Rajesh Siriyala (Department of Mechanical Engineering, S.R.K.R. Engineering College, Bhimavaram, India)
A. Gopala Krishna (Department of Mechanical Engineering, University College of Engineering, Jawaharlal Nehru Technological University, Kakinada, India)
P. Rama Murthy Raju (Department of Mechanical Engineering, S.R.K.R. Engineering College, Bhimavaram, India)
M. Duraiselvam (Department of Production Engineering, National Institute of Technology, Tiruchirappalli, India)

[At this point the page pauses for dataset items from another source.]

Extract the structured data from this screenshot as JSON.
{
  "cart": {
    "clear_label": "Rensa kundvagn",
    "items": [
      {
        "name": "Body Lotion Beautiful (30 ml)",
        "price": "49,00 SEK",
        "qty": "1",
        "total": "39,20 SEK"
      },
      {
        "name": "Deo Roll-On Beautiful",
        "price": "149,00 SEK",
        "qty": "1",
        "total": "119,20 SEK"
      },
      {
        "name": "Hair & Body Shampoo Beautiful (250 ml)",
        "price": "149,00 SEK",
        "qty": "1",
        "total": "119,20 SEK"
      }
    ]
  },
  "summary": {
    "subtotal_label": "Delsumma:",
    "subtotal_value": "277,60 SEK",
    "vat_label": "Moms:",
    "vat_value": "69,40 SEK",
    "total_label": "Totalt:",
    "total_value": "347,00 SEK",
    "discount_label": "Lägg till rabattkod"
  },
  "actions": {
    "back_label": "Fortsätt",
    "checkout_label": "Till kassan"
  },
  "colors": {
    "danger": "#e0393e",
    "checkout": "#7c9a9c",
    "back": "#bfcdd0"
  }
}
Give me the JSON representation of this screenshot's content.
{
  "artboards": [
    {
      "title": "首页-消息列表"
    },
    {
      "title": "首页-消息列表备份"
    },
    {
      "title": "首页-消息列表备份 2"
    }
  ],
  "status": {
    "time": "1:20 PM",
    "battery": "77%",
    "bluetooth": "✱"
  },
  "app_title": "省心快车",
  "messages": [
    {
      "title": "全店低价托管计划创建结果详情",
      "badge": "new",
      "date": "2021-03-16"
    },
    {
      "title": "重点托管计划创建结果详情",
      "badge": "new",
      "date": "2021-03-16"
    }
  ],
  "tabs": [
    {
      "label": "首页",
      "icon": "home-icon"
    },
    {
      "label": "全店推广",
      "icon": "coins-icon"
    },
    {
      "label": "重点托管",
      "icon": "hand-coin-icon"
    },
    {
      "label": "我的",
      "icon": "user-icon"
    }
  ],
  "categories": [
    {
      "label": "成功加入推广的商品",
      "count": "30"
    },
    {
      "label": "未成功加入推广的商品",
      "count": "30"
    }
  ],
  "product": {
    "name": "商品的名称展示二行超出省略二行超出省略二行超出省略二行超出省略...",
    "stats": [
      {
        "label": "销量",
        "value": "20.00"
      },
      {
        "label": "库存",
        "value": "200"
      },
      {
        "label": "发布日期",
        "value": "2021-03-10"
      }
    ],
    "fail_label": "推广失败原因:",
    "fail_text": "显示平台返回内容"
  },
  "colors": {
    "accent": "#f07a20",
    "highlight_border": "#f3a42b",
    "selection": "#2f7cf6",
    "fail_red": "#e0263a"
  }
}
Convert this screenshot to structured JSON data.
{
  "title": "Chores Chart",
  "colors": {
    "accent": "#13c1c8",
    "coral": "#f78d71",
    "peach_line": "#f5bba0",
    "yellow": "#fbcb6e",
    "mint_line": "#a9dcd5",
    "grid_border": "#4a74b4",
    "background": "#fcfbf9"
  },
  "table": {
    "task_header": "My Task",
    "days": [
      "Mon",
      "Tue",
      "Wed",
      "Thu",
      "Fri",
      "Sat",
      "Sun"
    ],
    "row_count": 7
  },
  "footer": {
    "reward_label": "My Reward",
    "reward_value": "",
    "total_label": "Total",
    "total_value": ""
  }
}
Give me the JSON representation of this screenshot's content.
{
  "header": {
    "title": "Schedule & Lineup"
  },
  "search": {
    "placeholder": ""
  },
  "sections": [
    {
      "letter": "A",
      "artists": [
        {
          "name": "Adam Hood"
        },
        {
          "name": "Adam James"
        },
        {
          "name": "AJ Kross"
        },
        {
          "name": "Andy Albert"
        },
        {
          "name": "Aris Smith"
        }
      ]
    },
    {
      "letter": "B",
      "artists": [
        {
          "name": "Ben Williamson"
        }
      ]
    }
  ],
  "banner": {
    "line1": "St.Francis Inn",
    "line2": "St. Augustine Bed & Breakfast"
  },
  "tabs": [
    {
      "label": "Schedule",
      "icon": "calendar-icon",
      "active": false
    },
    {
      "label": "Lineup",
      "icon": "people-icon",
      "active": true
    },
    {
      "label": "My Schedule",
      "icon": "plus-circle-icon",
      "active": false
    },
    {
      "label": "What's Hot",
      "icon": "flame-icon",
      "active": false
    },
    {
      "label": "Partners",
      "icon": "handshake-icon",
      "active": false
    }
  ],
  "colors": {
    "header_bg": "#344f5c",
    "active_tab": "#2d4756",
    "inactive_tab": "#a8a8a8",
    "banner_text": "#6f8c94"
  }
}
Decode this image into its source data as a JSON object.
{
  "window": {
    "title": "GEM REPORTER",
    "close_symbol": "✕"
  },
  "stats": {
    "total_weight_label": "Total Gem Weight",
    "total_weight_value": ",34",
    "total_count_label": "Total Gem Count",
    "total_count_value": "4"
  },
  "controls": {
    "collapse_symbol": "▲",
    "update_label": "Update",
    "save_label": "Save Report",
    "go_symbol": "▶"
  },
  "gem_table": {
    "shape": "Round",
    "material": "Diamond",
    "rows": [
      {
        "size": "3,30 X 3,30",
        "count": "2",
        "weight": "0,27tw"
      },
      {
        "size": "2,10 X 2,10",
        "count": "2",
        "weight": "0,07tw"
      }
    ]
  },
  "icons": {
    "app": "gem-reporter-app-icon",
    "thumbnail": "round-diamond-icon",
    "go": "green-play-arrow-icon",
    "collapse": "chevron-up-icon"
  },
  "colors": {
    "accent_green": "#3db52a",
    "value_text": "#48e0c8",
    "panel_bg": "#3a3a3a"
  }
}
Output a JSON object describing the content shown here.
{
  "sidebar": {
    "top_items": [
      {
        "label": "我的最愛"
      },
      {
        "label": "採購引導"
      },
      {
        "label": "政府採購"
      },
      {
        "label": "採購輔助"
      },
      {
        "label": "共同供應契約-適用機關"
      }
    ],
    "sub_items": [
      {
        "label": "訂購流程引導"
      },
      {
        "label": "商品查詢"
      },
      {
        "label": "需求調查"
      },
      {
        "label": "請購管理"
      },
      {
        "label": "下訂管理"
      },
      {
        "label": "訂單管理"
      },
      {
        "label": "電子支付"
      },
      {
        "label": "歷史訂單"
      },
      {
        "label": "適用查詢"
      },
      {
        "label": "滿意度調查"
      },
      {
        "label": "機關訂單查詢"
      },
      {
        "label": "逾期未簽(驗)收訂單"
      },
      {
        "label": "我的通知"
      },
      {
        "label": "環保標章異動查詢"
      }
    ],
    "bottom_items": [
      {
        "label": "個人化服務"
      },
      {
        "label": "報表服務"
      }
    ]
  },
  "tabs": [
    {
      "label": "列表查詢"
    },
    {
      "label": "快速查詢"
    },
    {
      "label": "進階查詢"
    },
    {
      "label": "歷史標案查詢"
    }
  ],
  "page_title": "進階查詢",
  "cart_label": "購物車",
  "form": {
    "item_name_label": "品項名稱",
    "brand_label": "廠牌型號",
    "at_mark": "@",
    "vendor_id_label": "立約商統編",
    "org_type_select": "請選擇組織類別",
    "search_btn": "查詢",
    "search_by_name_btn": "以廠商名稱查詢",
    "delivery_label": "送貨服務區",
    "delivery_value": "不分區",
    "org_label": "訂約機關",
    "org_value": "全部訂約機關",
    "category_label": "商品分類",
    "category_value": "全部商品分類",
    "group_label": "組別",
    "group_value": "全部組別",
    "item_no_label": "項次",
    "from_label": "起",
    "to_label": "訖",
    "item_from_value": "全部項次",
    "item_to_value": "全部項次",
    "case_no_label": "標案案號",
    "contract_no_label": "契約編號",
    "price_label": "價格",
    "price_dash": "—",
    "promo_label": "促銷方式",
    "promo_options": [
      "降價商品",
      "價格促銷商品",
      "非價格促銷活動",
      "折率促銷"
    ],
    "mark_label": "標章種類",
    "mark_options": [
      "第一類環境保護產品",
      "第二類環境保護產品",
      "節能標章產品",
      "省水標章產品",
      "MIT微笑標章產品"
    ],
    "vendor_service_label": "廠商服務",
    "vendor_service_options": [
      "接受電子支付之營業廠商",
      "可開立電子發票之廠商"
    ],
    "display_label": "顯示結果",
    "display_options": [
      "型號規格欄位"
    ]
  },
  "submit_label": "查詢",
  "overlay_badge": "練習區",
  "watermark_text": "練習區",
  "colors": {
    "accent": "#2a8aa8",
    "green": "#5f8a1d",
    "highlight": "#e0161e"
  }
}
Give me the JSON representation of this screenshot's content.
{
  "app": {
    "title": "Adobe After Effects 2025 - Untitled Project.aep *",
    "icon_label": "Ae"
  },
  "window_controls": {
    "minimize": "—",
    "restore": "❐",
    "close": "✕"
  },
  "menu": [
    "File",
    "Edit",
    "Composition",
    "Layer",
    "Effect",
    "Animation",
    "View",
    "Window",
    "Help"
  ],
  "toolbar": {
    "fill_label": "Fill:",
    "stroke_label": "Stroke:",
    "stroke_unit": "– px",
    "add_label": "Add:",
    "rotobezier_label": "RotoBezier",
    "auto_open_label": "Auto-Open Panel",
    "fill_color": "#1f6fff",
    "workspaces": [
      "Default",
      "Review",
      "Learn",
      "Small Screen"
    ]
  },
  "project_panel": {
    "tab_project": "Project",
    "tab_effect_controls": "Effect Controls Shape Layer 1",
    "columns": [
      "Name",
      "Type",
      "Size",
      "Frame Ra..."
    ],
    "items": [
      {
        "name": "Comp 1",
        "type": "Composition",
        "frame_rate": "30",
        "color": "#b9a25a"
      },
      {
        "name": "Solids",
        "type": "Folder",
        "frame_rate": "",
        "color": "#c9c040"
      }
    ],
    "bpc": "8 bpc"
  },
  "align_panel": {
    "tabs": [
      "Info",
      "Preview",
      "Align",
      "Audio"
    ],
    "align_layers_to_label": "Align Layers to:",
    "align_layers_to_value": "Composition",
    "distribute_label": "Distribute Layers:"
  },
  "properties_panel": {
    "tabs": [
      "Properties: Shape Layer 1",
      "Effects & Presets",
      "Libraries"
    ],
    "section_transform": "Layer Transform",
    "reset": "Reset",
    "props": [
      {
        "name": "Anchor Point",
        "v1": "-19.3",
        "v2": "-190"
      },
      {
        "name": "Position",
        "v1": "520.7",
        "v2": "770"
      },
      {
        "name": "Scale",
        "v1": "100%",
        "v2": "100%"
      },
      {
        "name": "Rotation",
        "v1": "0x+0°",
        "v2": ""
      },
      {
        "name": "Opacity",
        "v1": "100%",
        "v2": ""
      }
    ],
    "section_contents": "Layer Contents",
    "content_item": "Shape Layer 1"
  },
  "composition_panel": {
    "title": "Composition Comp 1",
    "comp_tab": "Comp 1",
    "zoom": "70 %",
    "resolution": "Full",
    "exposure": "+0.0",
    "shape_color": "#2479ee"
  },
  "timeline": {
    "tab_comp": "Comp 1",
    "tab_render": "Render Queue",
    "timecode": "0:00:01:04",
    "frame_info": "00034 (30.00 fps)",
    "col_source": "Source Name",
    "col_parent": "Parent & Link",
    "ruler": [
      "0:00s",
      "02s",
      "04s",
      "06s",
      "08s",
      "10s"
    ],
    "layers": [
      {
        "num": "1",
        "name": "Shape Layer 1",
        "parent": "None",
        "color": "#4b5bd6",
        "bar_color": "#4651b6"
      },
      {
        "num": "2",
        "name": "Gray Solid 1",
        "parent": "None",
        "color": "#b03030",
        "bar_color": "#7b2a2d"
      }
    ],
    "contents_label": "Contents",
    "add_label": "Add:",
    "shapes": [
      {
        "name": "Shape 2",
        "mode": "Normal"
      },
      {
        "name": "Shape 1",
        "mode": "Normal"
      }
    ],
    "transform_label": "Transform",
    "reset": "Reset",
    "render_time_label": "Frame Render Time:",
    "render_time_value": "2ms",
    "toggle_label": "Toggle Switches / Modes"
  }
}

Multidiscipline Modeling in Materials and Structures

ISSN: 1573-6105

Article publication date: 5 August 2014

112

Abstract

Purpose

Since, wear is the one of the most commonly encountered industrial problems leading to frequent replacement of components there is a need to develop metal matrix composites (MMCs) for achieving better wear properties. The purpose of this paper is to fabricate aluminum MMCs to improve the dry sliding wear characteristics. An effective multi-response optimization approach called the principal component analysis (PCA) was used to identify the sets of optimal parameters in dry sliding wear process.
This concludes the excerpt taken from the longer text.